Become Whom God Intended You To Be



“A man returned to work in a place from which he had been fired several months previously. A fellow worker remembered how inconsistent he had been in the past but now his work was superior so he asked him, "What happened to make such a difference in you?" The man told this story. In college, initiation into our fraternity required new members to stand in the middle of a long stretch of country road whilst a car drove straight at them. Their challenge was to stand firm until a signal was given to jump out of the way. One dark night I was driving and when the signal was given everyone jumped clear-- except one boy. I left college after that, later married, and had two children but the look on that boy's face as I passed over him stayed in my mind and I became hopelessly inconsistent, moody, and finally a problem drinker. My wife had to work to bring in the only income we had. I was drinking at home one morning when someone rang the doorbell and when I opened the door a woman who seemed strangely familiar stood before me. She explained that she was the mother of the boy I had killed years before and that since that day had hated me and spent agonizing nights rehearsing ways to get revenge. Then she told me of the love and forgiveness that had come when she gave her heart to Jesus Christ. She said, "I have come to let you know that I forgive you and I want you to forgive me." I looked into her eyes that morning and I saw deep in them the permission to be the kind of man I might have been had I not killed that boy. That forgiveness changed my whole life.”

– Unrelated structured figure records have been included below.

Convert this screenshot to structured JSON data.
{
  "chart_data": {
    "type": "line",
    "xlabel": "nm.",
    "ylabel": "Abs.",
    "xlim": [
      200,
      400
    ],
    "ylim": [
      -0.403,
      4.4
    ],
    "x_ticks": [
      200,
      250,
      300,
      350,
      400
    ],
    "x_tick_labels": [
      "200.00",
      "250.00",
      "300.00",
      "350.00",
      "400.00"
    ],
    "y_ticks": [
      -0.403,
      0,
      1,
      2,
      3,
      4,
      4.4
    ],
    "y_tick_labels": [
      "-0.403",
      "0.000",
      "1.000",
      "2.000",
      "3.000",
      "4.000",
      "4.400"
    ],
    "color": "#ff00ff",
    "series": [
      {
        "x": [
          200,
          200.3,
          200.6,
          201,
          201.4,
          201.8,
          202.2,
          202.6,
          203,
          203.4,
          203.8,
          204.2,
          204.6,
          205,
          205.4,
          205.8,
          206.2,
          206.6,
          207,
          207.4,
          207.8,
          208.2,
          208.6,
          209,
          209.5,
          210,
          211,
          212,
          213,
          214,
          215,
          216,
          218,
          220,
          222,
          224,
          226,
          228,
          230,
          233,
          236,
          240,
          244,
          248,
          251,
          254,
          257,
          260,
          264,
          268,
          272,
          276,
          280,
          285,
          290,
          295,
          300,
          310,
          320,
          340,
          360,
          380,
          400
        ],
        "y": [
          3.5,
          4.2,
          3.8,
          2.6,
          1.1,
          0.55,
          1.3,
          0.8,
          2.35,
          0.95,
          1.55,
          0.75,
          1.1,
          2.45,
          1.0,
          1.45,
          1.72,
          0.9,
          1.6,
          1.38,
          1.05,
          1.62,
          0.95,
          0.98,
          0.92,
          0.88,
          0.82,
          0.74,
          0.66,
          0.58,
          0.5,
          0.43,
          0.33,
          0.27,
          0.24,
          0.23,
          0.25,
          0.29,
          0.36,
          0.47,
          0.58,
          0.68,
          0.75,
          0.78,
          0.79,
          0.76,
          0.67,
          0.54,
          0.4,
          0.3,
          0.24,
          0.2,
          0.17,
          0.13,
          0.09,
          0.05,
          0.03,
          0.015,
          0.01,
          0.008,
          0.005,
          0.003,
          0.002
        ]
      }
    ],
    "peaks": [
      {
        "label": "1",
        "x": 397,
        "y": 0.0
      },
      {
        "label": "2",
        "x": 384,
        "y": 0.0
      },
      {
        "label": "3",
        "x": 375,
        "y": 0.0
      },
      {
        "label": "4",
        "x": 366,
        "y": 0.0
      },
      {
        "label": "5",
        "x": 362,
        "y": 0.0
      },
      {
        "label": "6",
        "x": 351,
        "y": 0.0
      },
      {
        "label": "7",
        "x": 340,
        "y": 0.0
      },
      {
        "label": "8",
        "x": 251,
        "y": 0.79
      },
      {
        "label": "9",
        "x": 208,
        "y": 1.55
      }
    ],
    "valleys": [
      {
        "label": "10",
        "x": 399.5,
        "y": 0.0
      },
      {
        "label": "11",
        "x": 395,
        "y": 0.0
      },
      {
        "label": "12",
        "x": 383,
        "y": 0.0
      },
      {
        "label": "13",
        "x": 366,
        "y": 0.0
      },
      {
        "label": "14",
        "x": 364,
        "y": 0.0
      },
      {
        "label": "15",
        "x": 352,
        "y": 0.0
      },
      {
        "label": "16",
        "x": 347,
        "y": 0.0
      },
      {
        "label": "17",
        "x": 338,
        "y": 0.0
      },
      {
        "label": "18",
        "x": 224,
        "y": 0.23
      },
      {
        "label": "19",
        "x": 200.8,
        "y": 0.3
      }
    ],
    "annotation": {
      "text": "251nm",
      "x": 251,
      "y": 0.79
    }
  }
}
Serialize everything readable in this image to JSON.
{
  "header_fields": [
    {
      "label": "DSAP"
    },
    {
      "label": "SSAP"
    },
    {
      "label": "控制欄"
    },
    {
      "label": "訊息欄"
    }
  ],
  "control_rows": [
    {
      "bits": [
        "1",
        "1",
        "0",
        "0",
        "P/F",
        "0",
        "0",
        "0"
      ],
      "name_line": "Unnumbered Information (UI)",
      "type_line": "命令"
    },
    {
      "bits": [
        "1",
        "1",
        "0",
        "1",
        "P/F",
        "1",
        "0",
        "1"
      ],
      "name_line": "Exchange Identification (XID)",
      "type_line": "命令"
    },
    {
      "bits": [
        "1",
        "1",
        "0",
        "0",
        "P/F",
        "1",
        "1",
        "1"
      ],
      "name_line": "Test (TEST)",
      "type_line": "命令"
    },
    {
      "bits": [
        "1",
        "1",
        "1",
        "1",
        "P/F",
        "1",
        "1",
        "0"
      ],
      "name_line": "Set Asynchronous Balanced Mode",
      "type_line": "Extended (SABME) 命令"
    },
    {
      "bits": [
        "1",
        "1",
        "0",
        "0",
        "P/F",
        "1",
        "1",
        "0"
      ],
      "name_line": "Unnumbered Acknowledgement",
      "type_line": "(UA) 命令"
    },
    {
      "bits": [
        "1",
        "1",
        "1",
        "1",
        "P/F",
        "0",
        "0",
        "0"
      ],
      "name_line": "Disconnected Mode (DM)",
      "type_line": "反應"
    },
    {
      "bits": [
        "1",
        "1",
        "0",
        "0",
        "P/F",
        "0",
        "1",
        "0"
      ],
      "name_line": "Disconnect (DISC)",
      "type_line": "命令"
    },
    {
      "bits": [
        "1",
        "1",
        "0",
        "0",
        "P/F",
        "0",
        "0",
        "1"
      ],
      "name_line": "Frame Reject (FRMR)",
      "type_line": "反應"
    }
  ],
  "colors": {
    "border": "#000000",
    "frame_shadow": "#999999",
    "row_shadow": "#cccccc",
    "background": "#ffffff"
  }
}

The relationship between man & God was broken by sin and could only be restored through forgiveness. God offered his gift of forgiveness in the person of his son Jesus who was born on the first Christmas morning. 

That first Christmas morning, God gave the world the best he had to meet our greatest need – forgiveness – the permission to be the kind of person God intended us to be.

"If our greatest need had been information, God would have sent us an educator. If our greatest need had been technology, God would have sent us a scientist. If our greatest need had been money, God would have sent us an economist, but since our greatest need was forgiveness, God sent us a Saviour."

“If we confess our sins, he is faithful and just and will forgive us our sins and purify us from all unrighteousness.”                                                (1 John 1:9)

Whatever your year has been like, whatever may unfold in the coming year for you, remember this unchanging truth, forgiveness, from God to you or from you to others, gives you the permission to be the kind of person God intended you to be.